Legal counsel issue is what prolonged first Shelby unified school board meeting

Following is based on a dispatch Jane Roberts sent late last night that did not make the final version of our print edition or the website. It has been edited and expanded in a few spots.

Much is being said and written about the length and seeming minutiae of Monday night's organizational meeting of the Shelby County Board of Education as a unified 23-person body (see Wendi Thomas on it here), but it was primarily one unanticipated issue that pushed the meeting beyond the planned three hours.

The discussions and motions and amendments and clarifications and points of order and attempts to table went on for 54 minutes over, essentially, where on the organizational chart to place staff lawyers Valerie Speakman (Shelby County) and Dorsey Hopson (Memphis City Schools).
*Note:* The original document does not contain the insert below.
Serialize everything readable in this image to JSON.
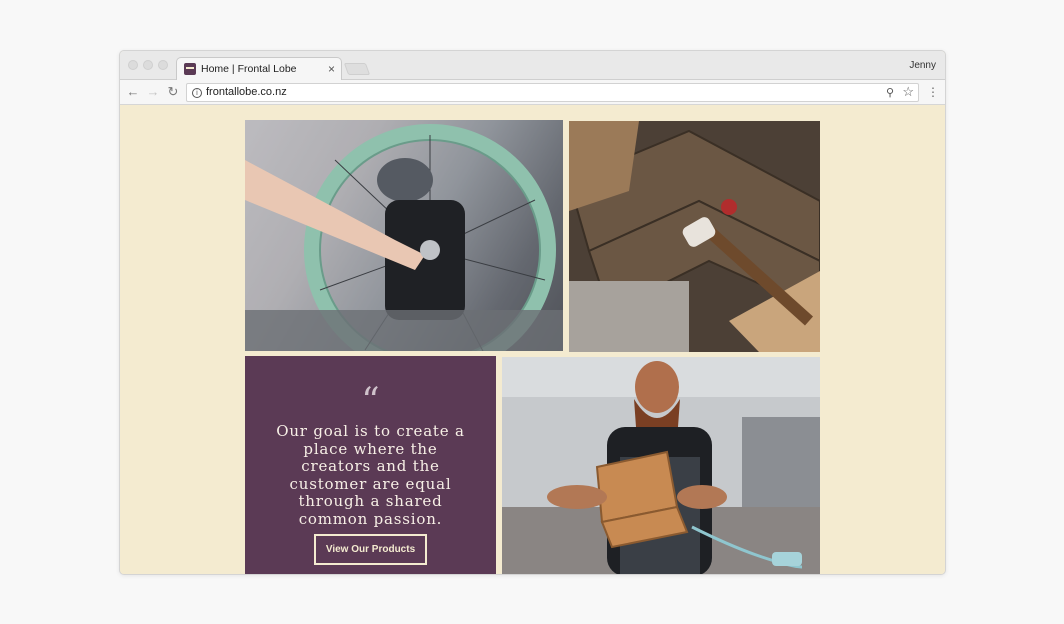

Collierville attorney Vanecia Kimbrow, one of the County Commission's seven appointees, asked at the beginning of the meeting to add the issue to the agenda, and it came up near the end of the meeting, just after the planned ending time of 8:30 p.m.

When the matter was finally voted on at almost 9:30 p.m., after attempts to table and defer it, Kimbrow phrased the motion like this:
"I'm going to move for the question that with attorney Hopson and attorney Speakman, that we realign the organizational chart that they report to the new board of education and they support the superintendent in matters of his discretion or their discretion. They can appoint outside counsel on matters where the superintendent may feel he needs independent counsel, either he or Cash, with financial responsibility for attorney Hopson continuing through his contract period with (MCS) and attorney Speakman's compensation to remain with the board of education as the contract now stands."
It passed, 13 votes to 8. Kimbrow, who has held leadership positions with local legal groups, showed a relentless consistency in making sure the matter was settled.  
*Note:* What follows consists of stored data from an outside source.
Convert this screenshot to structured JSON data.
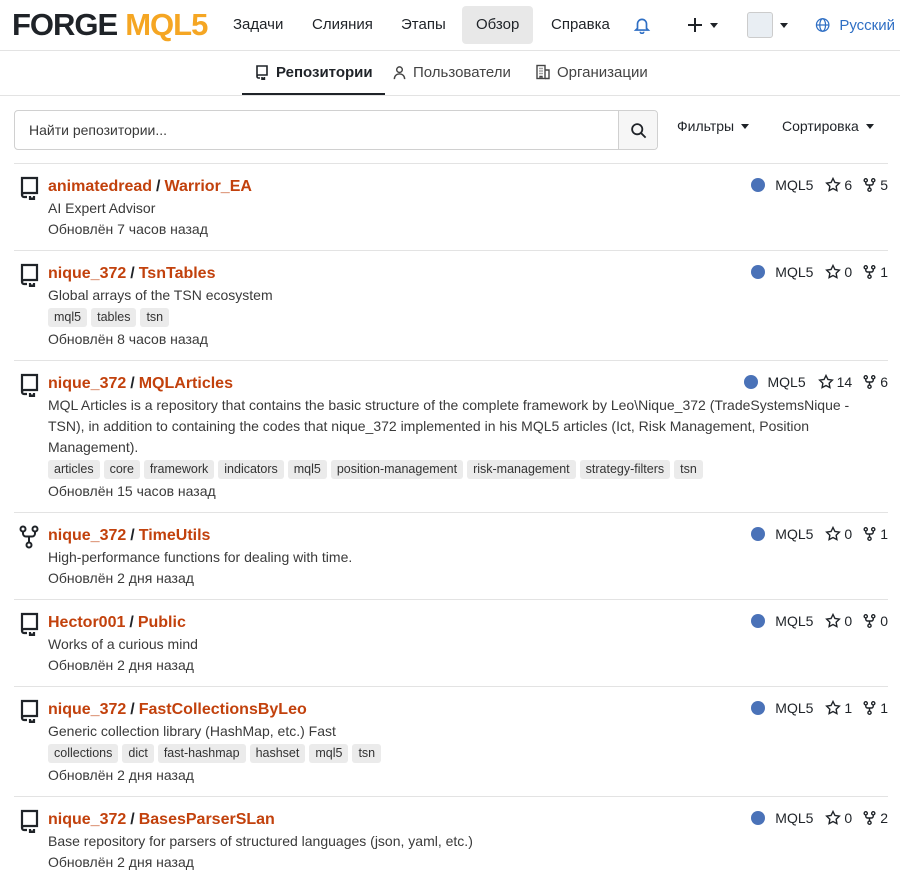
{
  "nav": {
    "logo": {
      "forge": "FORGE",
      "mql5": "MQL5"
    },
    "items": [
      "Задачи",
      "Слияния",
      "Этапы",
      "Обзор",
      "Справка"
    ],
    "active": "Обзор",
    "language": "Русский"
  },
  "tabs": [
    {
      "label": "Репозитории",
      "icon": "repo-icon",
      "active": true
    },
    {
      "label": "Пользователи",
      "icon": "user-icon",
      "active": false
    },
    {
      "label": "Организации",
      "icon": "organization-icon",
      "active": false
    }
  ],
  "search": {
    "placeholder": "Найти репозитории...",
    "value": ""
  },
  "filters_label": "Фильтры",
  "sort_label": "Сортировка",
  "accent": "#c2410c",
  "language_color": "#4a72b8",
  "repos": [
    {
      "owner": "animatedread",
      "name": "Warrior_EA",
      "description": "AI Expert Advisor",
      "topics": [],
      "updated": "Обновлён 7 часов назад",
      "language": "MQL5",
      "stars": "6",
      "forks": "5",
      "icon": "repo-icon"
    },
    {
      "owner": "nique_372",
      "name": "TsnTables",
      "description": "Global arrays of the TSN ecosystem",
      "topics": [
        "mql5",
        "tables",
        "tsn"
      ],
      "updated": "Обновлён 8 часов назад",
      "language": "MQL5",
      "stars": "0",
      "forks": "1",
      "icon": "repo-icon"
    },
    {
      "owner": "nique_372",
      "name": "MQLArticles",
      "description": "MQL Articles is a repository that contains the basic structure of the complete framework by Leo\\Nique_372 (TradeSystemsNique - TSN), in addition to containing the codes that nique_372 implemented in his MQL5 articles (Ict, Risk Management, Position Management).",
      "topics": [
        "articles",
        "core",
        "framework",
        "indicators",
        "mql5",
        "position-management",
        "risk-management",
        "strategy-filters",
        "tsn"
      ],
      "updated": "Обновлён 15 часов назад",
      "language": "MQL5",
      "stars": "14",
      "forks": "6",
      "icon": "repo-icon"
    },
    {
      "owner": "nique_372",
      "name": "TimeUtils",
      "description": "High-performance functions for dealing with time.",
      "topics": [],
      "updated": "Обновлён 2 дня назад",
      "language": "MQL5",
      "stars": "0",
      "forks": "1",
      "icon": "fork-icon"
    },
    {
      "owner": "Hector001",
      "name": "Public",
      "description": "Works of a curious mind",
      "topics": [],
      "updated": "Обновлён 2 дня назад",
      "language": "MQL5",
      "stars": "0",
      "forks": "0",
      "icon": "repo-icon"
    },
    {
      "owner": "nique_372",
      "name": "FastCollectionsByLeo",
      "description": "Generic collection library (HashMap, etc.) Fast",
      "topics": [
        "collections",
        "dict",
        "fast-hashmap",
        "hashset",
        "mql5",
        "tsn"
      ],
      "updated": "Обновлён 2 дня назад",
      "language": "MQL5",
      "stars": "1",
      "forks": "1",
      "icon": "repo-icon"
    },
    {
      "owner": "nique_372",
      "name": "BasesParserSLan",
      "description": "Base repository for parsers of structured languages (json, yaml, etc.)",
      "topics": [],
      "updated": "Обновлён 2 дня назад",
      "language": "MQL5",
      "stars": "0",
      "forks": "2",
      "icon": "repo-icon"
    }
  ]
}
Historically, the SCS board had put its general counsel underneath the superintendent, while the MCS board's attorney was underneath the purview of the board -working with the administration on legal matters but ultimately independent and answering to the board. Kimbrow called it an inherent conflict of interest -- having an attorney who reports to the superintendent be the legal counsel for the board.
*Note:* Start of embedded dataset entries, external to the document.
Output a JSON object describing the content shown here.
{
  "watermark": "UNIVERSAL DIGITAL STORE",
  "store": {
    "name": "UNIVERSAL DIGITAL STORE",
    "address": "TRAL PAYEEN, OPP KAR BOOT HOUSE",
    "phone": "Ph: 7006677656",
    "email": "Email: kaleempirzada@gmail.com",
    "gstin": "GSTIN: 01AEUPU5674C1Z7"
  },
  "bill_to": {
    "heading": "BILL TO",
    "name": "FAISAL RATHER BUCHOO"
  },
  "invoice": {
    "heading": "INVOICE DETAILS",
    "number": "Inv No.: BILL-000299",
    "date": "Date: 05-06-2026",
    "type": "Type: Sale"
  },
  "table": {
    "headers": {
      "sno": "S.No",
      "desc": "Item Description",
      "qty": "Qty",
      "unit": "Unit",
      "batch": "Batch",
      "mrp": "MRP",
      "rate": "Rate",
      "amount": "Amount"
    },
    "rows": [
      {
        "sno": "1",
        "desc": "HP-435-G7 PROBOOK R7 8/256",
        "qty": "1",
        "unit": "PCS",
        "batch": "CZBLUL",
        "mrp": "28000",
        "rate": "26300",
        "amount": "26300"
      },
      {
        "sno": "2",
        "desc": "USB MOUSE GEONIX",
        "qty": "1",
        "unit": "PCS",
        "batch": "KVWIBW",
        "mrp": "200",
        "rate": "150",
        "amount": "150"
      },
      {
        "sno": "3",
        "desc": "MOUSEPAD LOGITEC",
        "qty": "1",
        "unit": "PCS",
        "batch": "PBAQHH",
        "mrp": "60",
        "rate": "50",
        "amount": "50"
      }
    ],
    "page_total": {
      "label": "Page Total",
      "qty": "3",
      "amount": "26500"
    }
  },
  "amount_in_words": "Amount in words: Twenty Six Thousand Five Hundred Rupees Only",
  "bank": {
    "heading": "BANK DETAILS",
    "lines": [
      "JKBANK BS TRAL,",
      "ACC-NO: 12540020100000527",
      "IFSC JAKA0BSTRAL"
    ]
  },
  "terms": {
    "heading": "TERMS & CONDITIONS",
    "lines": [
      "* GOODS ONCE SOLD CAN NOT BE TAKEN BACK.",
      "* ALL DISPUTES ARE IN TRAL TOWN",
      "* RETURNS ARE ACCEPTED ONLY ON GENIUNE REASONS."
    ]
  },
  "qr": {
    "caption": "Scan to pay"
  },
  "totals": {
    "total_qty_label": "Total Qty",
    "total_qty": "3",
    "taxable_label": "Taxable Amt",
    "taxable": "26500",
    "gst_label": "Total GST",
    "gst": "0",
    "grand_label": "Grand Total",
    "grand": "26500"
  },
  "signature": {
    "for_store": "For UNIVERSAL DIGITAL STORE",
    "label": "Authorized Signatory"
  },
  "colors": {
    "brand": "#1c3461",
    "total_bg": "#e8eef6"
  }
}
Also crucial last night - Hopson's  contract with the now-defunct MCS board allowed him a buyout if he were not retained as the new board's legal counsel. He emphatically stated he wanted to stay with on board. "I don't want to go anywhere," Hopson said. "I want to be a part of what you all are doing."

At the heart of the issue for Kimbrow and the majority of the board was the vulnerability it faced if it did not have legal counsel representing it alone. Kimbrow said it was "totally improper, in my opinion," for the board's legal counsel to report to and be supervised by an employee of the school board who may have an agenda separate from the school board's.

"She tenders her decisions to her boss and her supervisor, and the way the organization chart provides, that is in fact what happens," said Kimbrow, a mother of three children currently in suburban Shelby County schools. Kimbrow said she would agree to the board hiring outside legal counsel for the superintendents but "in no instance will I support Ms. Speakman being counsel and reporting to Mr. Aitken or Mr. Cash," she said.

Longtime SCS board chairman David Pickler said the SCS board has relied on an outside law firm for board decisions, but SCS board member Diane George said she never had access to legal advice. "I haven't been able to pick up the phone and call that law firm," George said. "My experience has been, it is exactly right, it is a conflict of interest. We need to have someone that is going to be the legal counsel to this board."

Hopson said he needed direction from the board. When it wasn't immediately forthcoming, board member Reginald Porter reminded the board that it had not answered Hopson's question. Some board members seemed to take Kimbrow's questioning of the organizational structure as an implied questioning of Speakman and Hopson - both of whom praised one another's work and seemed eager to go forward as a team.

"We are in quandary and I think this is a very complicated situation," said board member Betty Mallott. "I'm troubled that it appears we can't trust the attorneys who have guided us so long and worked together and cooperated with the judge. I have never heard one of these say anything about the other that the other is not trustworthy.
"If we are going to make this kind of an issue over these two respected, laudable people, then how in the world are we going to merge this district? I haven't seen a reason to question the legal advice of either of the attorneys."

David Reaves of Bartlett suggested the possibility of having both attorneys answer to the superintendents and start new with a legal counsel answering to the board. But ultimately Kimbrow's motion carried, supported by a mix of Memphis and suburban residents. Hopson seemed relieved. He and Speakman said they have had long conversations about working together.